HR 1833 Introduced – DHS ICS Capabilities Enhancement Act

Last week Rep. Katko (R,NY) introduced HR 1833 (link is to Committee Print of bill), the DHS Industrial Control Systems Capabilities Enhancement Act of 2021. The bill is very similar to HR 5733 that was introduced in the 115^th Congress and passed in the House in June of 2018. The bill would amend 6 USC 659(e)(1) to ensure that “activities of the Center [NCCIC] address the security of both information technology and operational technology, including industrial control systems” {new 659(3)(1)(I)}.

Industrial Control Systems

In addition to the amendment cited above the bill would also add a new subsection (p) to §659, Industrial Control Systems. That new subsection would require the Cybersecurity and Infrastructure Security Agency (CISA) to:

• Lead Federal Government efforts to identify and mitigate cybersecurity threats to industrial control systems, including supervisory control and data acquisition systems,

• Maintain threat hunting and incident response capabilities to respond to industrial control system cybersecurity risks and incidents,

• Provide cybersecurity technical assistance to industry end-users, product manufacturers, other Federal agencies, and other industrial control system stakeholders to identify, evaluate, assess, and mitigate vulnerabilities,

• Collect, coordinate, and provide vulnerability information to the industrial control systems community by, as appropriate, working closely with security researchers, industry end-users, product manufacturers, other Federal agencies, and other industrial control systems stakeholders, and

• Conduct such other efforts and assistance as the Secretary determines appropriate.

Moving Forward

Katko, and a number of his bipartisan cosponsors, are members of the House Homeland Security Committee to which this bill was assigned for consideration. The fact that Katko is the Ranking Member of the Committee and Rep Thompson (D,MS) is the Chair explains the early consideration (markup this coming Thursday) of this bill by the Committee. The bill is almost certain to receive wide spread bipartisan support in Committee and by the Full House. The bill will be considered in the near future by the House under the suspension of the rules process.

Commentary

First off, it should be obvious to those that follow the control system security activities of CISA that this bill does not actually cause the Agency to undertake any new actions. It merely codifies the authority of CISA to do what it has been doing for quite some time. That could, however, be important in any period of budget constraint; agencies would be more likely to cut back programs and processes that have not been specifically authorized by Congress.

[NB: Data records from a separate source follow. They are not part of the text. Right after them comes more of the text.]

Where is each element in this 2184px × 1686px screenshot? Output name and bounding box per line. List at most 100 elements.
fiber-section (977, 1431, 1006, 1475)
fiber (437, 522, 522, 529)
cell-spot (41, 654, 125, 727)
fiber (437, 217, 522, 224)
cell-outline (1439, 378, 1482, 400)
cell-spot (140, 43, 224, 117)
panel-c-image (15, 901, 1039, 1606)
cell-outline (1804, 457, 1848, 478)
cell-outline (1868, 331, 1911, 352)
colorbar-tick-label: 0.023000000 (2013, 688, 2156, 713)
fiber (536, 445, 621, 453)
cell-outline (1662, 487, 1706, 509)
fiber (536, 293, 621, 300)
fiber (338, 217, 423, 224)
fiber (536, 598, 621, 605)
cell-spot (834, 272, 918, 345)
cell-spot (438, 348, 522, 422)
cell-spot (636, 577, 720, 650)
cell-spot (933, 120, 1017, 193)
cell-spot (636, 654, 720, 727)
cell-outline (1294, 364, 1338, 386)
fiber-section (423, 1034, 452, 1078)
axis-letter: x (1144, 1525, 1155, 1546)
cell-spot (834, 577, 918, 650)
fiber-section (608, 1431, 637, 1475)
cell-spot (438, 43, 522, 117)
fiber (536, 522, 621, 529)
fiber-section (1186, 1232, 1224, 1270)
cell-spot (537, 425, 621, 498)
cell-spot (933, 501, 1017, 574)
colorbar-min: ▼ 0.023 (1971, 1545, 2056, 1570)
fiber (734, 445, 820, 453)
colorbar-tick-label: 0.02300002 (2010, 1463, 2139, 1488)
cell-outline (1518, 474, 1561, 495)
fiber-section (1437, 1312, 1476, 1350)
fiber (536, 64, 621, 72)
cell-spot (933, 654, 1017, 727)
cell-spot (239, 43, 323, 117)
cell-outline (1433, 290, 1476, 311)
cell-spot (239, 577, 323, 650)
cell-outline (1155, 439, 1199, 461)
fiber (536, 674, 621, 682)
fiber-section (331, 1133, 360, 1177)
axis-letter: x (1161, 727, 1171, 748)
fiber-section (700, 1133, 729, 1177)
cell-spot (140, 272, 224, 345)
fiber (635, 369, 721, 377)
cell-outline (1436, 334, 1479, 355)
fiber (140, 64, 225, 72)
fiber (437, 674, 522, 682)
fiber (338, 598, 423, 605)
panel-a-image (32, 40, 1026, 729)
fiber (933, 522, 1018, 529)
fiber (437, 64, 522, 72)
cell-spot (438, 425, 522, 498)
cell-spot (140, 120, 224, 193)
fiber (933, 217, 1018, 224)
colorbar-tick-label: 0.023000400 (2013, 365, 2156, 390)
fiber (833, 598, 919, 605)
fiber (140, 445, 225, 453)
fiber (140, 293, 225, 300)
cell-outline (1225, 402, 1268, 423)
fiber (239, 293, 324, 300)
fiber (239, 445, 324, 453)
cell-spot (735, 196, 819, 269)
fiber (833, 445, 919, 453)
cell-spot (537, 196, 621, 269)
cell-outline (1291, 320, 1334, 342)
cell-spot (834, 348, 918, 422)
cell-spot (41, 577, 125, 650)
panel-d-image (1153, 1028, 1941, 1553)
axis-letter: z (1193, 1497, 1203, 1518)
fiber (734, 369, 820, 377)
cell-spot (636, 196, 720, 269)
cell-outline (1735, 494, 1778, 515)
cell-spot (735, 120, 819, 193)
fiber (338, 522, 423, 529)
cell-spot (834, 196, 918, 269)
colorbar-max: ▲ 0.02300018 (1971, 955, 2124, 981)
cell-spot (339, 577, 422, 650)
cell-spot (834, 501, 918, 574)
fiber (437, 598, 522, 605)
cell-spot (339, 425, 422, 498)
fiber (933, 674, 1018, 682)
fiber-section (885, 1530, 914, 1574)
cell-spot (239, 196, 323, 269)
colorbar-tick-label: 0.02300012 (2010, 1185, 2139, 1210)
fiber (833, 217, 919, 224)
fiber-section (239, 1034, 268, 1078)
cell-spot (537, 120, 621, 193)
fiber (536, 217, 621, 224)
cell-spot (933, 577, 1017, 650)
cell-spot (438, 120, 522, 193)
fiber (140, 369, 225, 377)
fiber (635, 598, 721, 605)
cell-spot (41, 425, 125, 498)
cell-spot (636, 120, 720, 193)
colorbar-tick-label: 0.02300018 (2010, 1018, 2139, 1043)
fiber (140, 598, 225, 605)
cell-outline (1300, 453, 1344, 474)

While this bill is similar to HR 5733 there are some interesting changes. First, for clarity’s sake, the section numbering is different because Congress rewrote much of the 6 USC when they stood up CISA as a separate agency within DHS back in November of 2018. For more substantive changes we need only look at the new subsection (p) in comparison to the same addition in the engrossed version of HR 5733.

First is (p)(1) the new version does not contain the phrase ‘in coordination with relevant sector specific agencies,’ following the opening word ‘lead’. This would reinforce the status of CISA as the lead agency for cybersecurity concerns in industrial control systems. This is further reinforced by adding the phrase ‘other Federal agencies’ to the list of entities to which CISA would be required in (p)(3) to provide technical assistance. This reinforcement is extended again in (p)(4) where the same phrase is added to the list of entities in the ‘industrial control system community’ that CISA would be expected to work with in collecting, coordinating, and providing vulnerability information.

As I was with HR 5733, I am concerned that the bill did not modify the subsection (c), Functions, portion of §659 to specifically address the industrial control system support outlined in the new subsection (p). While there are numerous mentions of similar cybersecurity responsibilities, all of the mentions include using terms defined in §659(a) that rely on the IT restrictive definition of information systems. If Congress is not going to address those definitional issues (and that is probably considered by the crafters of this bill as being beyond the scope of the legislation) then they should have included adding a subsection to §659(c) like this:

“(12) supporting the cybersecurity operations of industrial control systems as outline in (p).”